I am never writing about how happy I am ever again. I'm not even going to breathe a word of it. I jinx myself every time! - I’m happy. I wait for the other shoe to drop. It doesn't. I get Super Excited and tell someone. The next day I can't breathe because of the pain in my chest from anxiety and sadness. UGH!

I dreamt about my Grandfather. He looked wonderful and warm. I ran into his arms. He held me close and whispered in my ear, “Things change. (long pause) Everything will be ok.”

Every time he comes to me in a dream he tells me everything will be ok. Afterwards, I cannot stop crying. It takes a real emotional toll. I don’t know if it is a blessing or curse that he comes to me. I get to see him, hug him, and smell him, but only for a moment. Then there is nothing - just lingering sadness. At least I know he is ok.

I told Mom about the dream. She thought it was nice and asked how he looked. I told her. I never tell her about the sadness that comes afterwards. I don’t tell anyone. Mom can’t handle it when I am sad, hurt, sick or in a bind. She doesn’t want me to suffer. I believe part of the reasons these dreams are so hard on me is because I never properly grieved after his death. I felt I had to be strong for Mom and my grandma. I didn’t want them to see what a hysterical mess I was inside.

Although I think G might understand now since he lost his grandparents this summer, he would not give me the response and reassurance I need. It would be a waste to discuss this with G. I would only be left angry and empty.

What shook me the most is what my Grandfather said. Why is he telling me this now?!? I thought things were going well. Why Now?

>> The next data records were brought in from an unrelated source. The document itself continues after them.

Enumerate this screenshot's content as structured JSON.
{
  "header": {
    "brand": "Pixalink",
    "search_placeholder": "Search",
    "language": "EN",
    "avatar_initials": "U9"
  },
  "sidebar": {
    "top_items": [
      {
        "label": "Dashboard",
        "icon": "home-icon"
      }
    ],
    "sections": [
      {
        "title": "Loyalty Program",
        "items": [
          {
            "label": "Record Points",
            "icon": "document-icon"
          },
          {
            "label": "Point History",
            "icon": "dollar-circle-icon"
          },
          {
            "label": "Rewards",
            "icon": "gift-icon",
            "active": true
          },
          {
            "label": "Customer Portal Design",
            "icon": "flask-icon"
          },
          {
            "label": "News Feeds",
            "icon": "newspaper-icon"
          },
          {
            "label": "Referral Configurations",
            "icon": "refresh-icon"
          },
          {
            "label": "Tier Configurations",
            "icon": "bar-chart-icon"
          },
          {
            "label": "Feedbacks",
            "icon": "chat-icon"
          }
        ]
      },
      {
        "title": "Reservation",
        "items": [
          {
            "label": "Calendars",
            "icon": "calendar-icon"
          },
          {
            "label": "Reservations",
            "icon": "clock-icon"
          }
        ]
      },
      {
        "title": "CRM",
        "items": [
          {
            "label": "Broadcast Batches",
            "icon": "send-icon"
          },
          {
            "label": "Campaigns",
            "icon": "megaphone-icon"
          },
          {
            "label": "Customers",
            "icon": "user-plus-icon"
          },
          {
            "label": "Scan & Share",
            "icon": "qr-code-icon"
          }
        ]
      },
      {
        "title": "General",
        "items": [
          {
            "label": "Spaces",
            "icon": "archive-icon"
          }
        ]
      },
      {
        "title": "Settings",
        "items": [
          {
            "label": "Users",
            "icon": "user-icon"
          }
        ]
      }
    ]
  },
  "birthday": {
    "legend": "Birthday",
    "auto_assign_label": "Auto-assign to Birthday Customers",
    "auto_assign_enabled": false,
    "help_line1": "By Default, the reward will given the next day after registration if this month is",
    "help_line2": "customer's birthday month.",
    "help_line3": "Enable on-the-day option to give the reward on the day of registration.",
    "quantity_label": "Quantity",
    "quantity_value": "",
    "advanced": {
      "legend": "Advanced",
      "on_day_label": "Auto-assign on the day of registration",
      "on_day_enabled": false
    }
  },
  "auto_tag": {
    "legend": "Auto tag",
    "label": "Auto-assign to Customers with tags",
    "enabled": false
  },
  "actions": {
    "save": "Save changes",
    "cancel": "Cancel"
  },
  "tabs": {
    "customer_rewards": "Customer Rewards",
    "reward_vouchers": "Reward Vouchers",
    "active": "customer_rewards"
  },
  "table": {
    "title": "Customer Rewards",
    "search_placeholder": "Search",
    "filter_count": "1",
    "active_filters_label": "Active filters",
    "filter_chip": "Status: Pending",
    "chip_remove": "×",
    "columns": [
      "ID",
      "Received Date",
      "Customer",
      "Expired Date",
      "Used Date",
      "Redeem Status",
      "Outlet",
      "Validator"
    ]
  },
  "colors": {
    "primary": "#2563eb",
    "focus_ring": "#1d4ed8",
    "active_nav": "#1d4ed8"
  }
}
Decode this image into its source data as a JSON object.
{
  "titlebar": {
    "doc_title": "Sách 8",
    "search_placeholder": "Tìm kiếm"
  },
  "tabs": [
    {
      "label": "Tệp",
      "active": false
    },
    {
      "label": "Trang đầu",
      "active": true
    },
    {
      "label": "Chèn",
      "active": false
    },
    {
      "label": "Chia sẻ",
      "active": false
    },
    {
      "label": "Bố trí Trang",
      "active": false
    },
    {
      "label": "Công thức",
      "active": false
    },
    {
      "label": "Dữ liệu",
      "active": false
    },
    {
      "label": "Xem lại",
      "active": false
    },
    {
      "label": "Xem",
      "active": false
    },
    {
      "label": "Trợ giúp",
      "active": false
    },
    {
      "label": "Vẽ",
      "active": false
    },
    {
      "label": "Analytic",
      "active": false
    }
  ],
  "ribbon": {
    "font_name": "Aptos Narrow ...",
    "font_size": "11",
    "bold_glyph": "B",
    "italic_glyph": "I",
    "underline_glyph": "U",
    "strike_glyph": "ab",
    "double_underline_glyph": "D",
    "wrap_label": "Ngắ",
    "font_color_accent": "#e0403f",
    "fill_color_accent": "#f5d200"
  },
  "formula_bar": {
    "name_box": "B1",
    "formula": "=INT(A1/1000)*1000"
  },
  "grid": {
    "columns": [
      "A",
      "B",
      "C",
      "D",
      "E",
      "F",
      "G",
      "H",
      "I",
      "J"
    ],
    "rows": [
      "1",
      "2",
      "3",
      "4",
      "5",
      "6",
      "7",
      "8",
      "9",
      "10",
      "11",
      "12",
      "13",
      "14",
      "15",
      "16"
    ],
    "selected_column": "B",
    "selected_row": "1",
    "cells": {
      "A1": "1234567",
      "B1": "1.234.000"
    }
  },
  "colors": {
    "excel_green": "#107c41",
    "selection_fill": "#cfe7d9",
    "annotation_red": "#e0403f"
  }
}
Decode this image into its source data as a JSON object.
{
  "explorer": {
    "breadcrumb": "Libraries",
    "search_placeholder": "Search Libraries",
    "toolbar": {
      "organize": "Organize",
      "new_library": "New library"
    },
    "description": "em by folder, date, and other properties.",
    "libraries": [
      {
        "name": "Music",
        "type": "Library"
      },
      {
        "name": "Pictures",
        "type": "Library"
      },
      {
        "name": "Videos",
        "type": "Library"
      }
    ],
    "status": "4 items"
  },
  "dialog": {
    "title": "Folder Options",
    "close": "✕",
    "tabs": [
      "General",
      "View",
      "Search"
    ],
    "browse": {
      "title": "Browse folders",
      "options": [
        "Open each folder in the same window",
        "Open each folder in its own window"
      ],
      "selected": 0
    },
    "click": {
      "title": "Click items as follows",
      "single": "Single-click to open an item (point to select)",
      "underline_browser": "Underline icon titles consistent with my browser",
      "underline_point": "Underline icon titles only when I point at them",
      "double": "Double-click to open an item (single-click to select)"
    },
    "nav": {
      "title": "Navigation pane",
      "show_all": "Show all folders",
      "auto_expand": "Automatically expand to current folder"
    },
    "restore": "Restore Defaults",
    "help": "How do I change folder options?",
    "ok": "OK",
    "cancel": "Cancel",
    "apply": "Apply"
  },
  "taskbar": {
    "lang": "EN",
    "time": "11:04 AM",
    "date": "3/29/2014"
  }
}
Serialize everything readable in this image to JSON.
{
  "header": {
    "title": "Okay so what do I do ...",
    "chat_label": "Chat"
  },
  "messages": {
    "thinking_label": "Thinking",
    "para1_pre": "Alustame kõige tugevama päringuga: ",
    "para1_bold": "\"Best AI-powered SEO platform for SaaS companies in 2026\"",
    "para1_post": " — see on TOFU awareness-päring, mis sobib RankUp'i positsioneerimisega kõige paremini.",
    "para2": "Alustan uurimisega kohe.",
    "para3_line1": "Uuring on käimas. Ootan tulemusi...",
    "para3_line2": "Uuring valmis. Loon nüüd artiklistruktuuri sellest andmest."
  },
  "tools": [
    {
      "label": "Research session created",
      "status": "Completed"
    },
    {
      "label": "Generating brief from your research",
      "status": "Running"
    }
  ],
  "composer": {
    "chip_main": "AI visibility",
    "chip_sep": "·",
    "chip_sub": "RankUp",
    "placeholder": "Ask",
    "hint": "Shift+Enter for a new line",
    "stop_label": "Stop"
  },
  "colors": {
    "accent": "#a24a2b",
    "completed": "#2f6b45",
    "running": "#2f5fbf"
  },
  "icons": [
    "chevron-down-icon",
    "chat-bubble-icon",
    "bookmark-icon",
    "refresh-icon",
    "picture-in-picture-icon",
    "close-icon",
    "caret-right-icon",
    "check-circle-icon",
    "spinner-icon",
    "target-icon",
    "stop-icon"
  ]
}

This week was the anniversary of a time G hurt me. It’s been three years and I still bothers me. Everything would be fine if I could just let it go. Every time I think about it I get sick. I question myself. I question him. I get pissed about how I handled it. IT IS IN THE PAST! It should stay there! I wish I could just erase it from my memory. Is this what my Grandfather was referring to in my dream? I might not have remembered it this year if I hadn’t had to write the date.

They say time heals all wounds. I guess that is not working for me.